Spoonful of Commercial Success Overcomes Obviousness Rejection | Jones Day
[co-author: Christopher Dorsett]*
The Patent Trial and Appeal Board (PTAB) recently reversed obviousness rejections based on an Applicant demonstrating commercial success of an infant spoon, in Ex Parte Doug Gonterman and Jessica Lineberry. The PTAB found sufficient commercial success in the form of sales data, and that such success was directly attributable to the unique features of the Applicant’s product. This success overcame prior art directed to spoons dating back to 1948.
The Application at issue involved NumNum LLC.’s Pre-Spoon GOOtensil™. The Pre-Spoon GOOtensil™ is “a personal food delivery apparatus” designed to aid young children in self-feeding. Three independent claims were reviewed on Appeal, including independent claim 1, which recited:
1. A utensil comprising:
a rounded handle end; and
a food end consisting of an exterior edge and a non-concave surface having interior extending arms,
wherein the utensil is approximately four inches long,
wherein the food end is to enter into a person’s mouth, and
wherein the arms in combination with portions of the non-concave surface together define a food retaining edge, wherein the food retaining edge defines a hole.
During prosecution, the Examiner rejected the independent claims as being obvious using several prior art references dating back to 1948, including a slotted spoon and a flat stirring spoon. In light of these and various other spoon prior art disclosures, the Examiner determined it would have been obvious to one skilled in the art to combine the known elements and that such a combination would yield predictable results.

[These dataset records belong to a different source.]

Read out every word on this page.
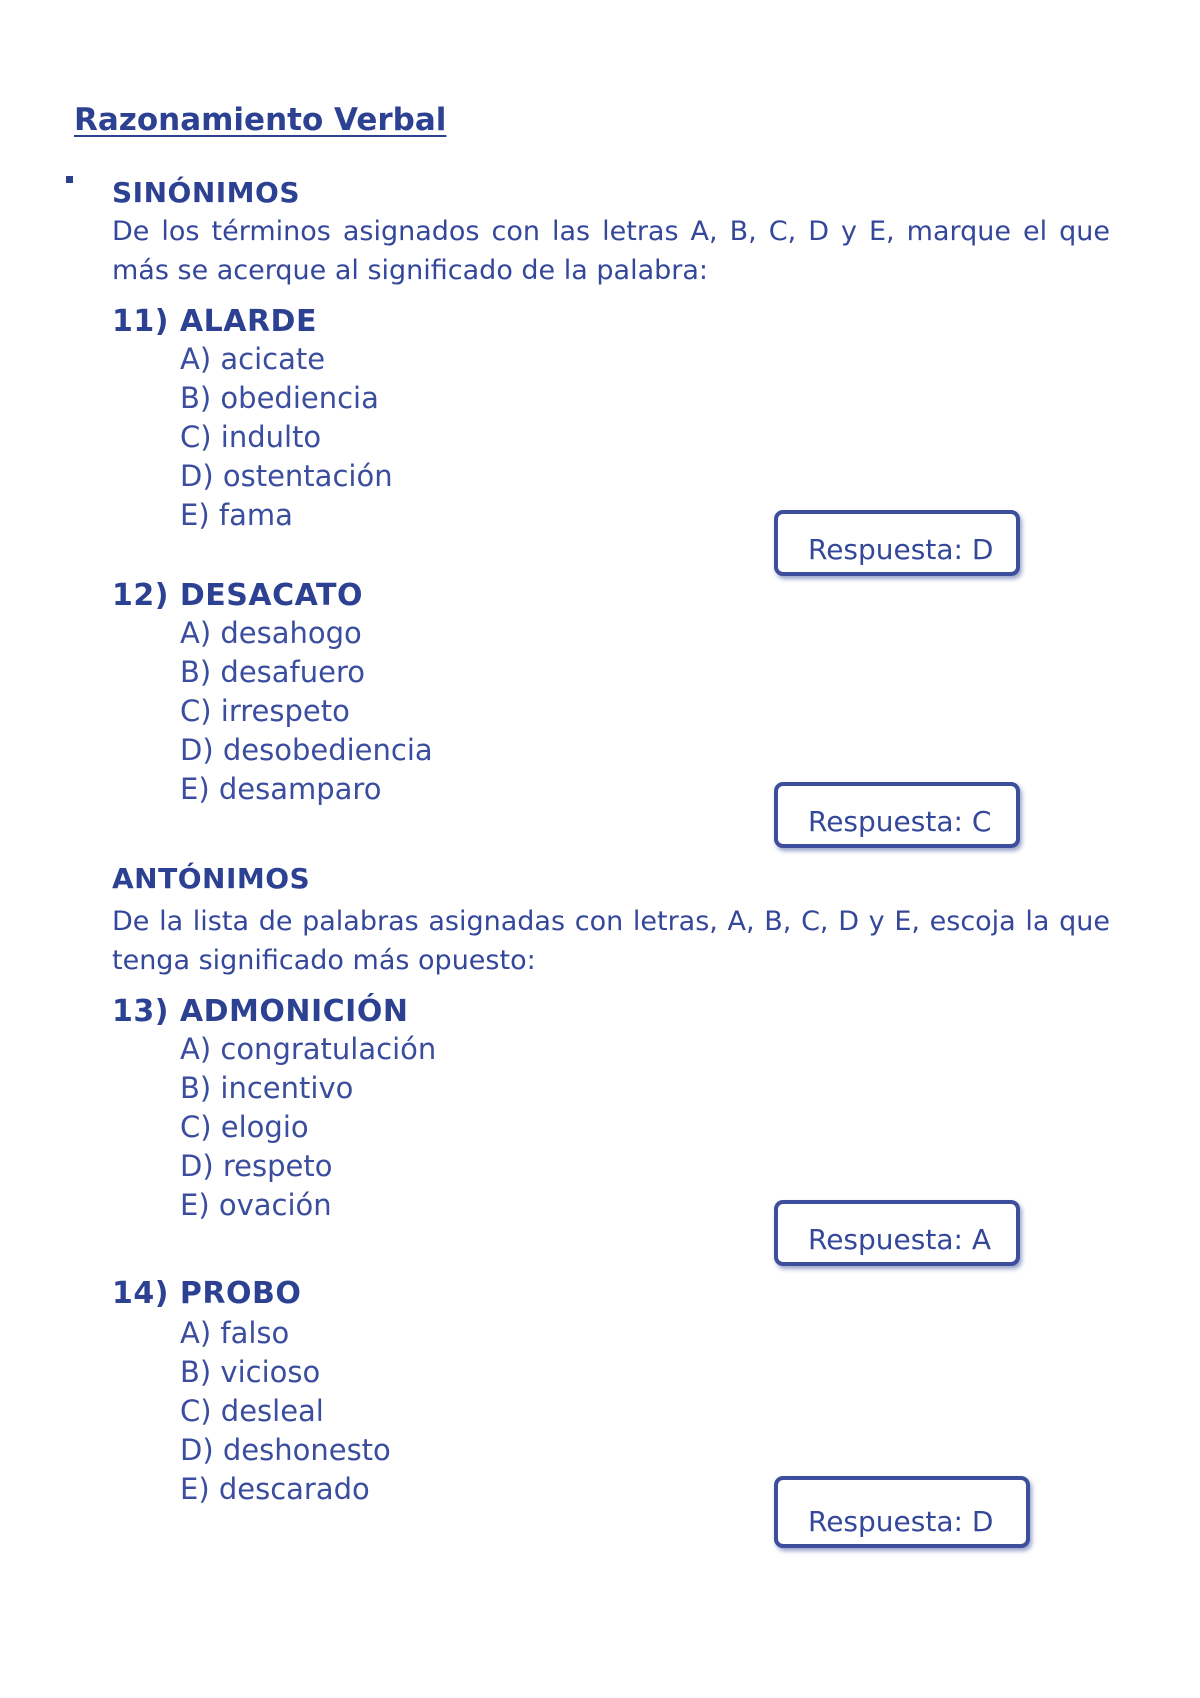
Razonamiento Verbal
SINÓNIMOS
De los términos asignados con las letras A, B, C, D y E, marque el que más se acerque al significado de la palabra:
11) ALARDE
A) acicate
B) obediencia
C) indulto
D) ostentación
E) fama
Respuesta: D
12) DESACATO
A) desahogo
B) desafuero
C) irrespeto
D) desobediencia
E) desamparo
Respuesta: C
ANTÓNIMOS
De la lista de palabras asignadas con letras, A, B, C, D y E, escoja la que tenga significado más opuesto:
13) ADMONICIÓN
A) congratulación
B) incentivo
C) elogio
D) respeto
E) ovación
Respuesta: A
14) PROBO
A) falso
B) vicioso
C) desleal
D) deshonesto
E) descarado
Respuesta: D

In considering whether the applied prior art references could be overcome by commercial success, the PTAB applied a two part test whereby the Applicant needs: (1) a showing of a nexus between the claimed invention as recited by the independent claims and commercial success and (2) to demonstrate actual commercial success by showing significant sales of the embodied product in the relevant market. The Applicant bears the burden of proof for both.
Nexus Between Claimed Invention and Commercial Success
In evaluating whether NumNum demonstrated a nexus between the independent claims and its commercial success, the PTAB first compared the description of the utensil in the specification with the NumNum product. It determined that that the independent claims embodied in the “Pre-spoon GOOtensil™” based on a close comparison between the application specification and the NumNum product. For example, the PTAB compared images of the Pre-spoon GOOtensil™ product with the patent application figures and determined that the images mirrored each other. Additionally, all of the features within the Pre-spoon GOOtensil™ product images were recited by the independent claims. Further, as NumNum only sells one product, the PTAB was convinced by the inventor’s declaration that the products essentially embodies the claimed invention as recited by the independent claims.
Next, the PTAB considered whether the commercial success of the Pre-spoon GOOtensil™ product was attributable to the unique features of the invention. The PTAB found it particularly persuasive that the product contained no additional elements other than those detailed in the application claims. Additionally, the PTAB was convinced by the Pre-Spoon GOOtensil™ being priced at nearly double the amount of other spoons designed for children that lacked the claimed elements. The higher price point combined with continued success was found to be compelling evidence of consumer preference for the unique features of the spoon. Likewise, the PTAB found that a small amount of marketing and advertising engaged in by NumNum, and overall small size of the company weighed in favor of demonstrating its commercial success was predominantly due to the claimed features.
Actual Commercial Success
Turning to actual commercial success, the PTAB concluded that the Examiner erroneously discounted NumNum’s evidence of data regarding its share of the relevant market was a critical error. The PTAB reiterated that while market data coupled with sales figures may provide stronger evidence of commercial success, sales data alone can also be evidence of commercial success. NumNum presented year-to-year sales data showing an increase in sales from $37,000 in 2013 to a projected sales of $1,200,000 in 2020. The PTAB found this to be compelling evidence on its own, even absent data on its share of the infant spoon market.
The commercial success of a claimed product is thus a viable, albeit rare, option for overcoming an obviousness rejection. An Applicant bears the burden of proof in establishing such success. It must demonstrate not only that its claimed product is commercially successful based on sales or market share, but also that it is the features of the product sought for patentability lead to the commercial success. Although the PTAB did not address possible bars to patentability induced by the sale of a commercial product, Applicants should be mindful of the interplay between its commercial success and public sale of products sought to be patented.
* Chris is a summer associate in Jones Day’s San Diego Office.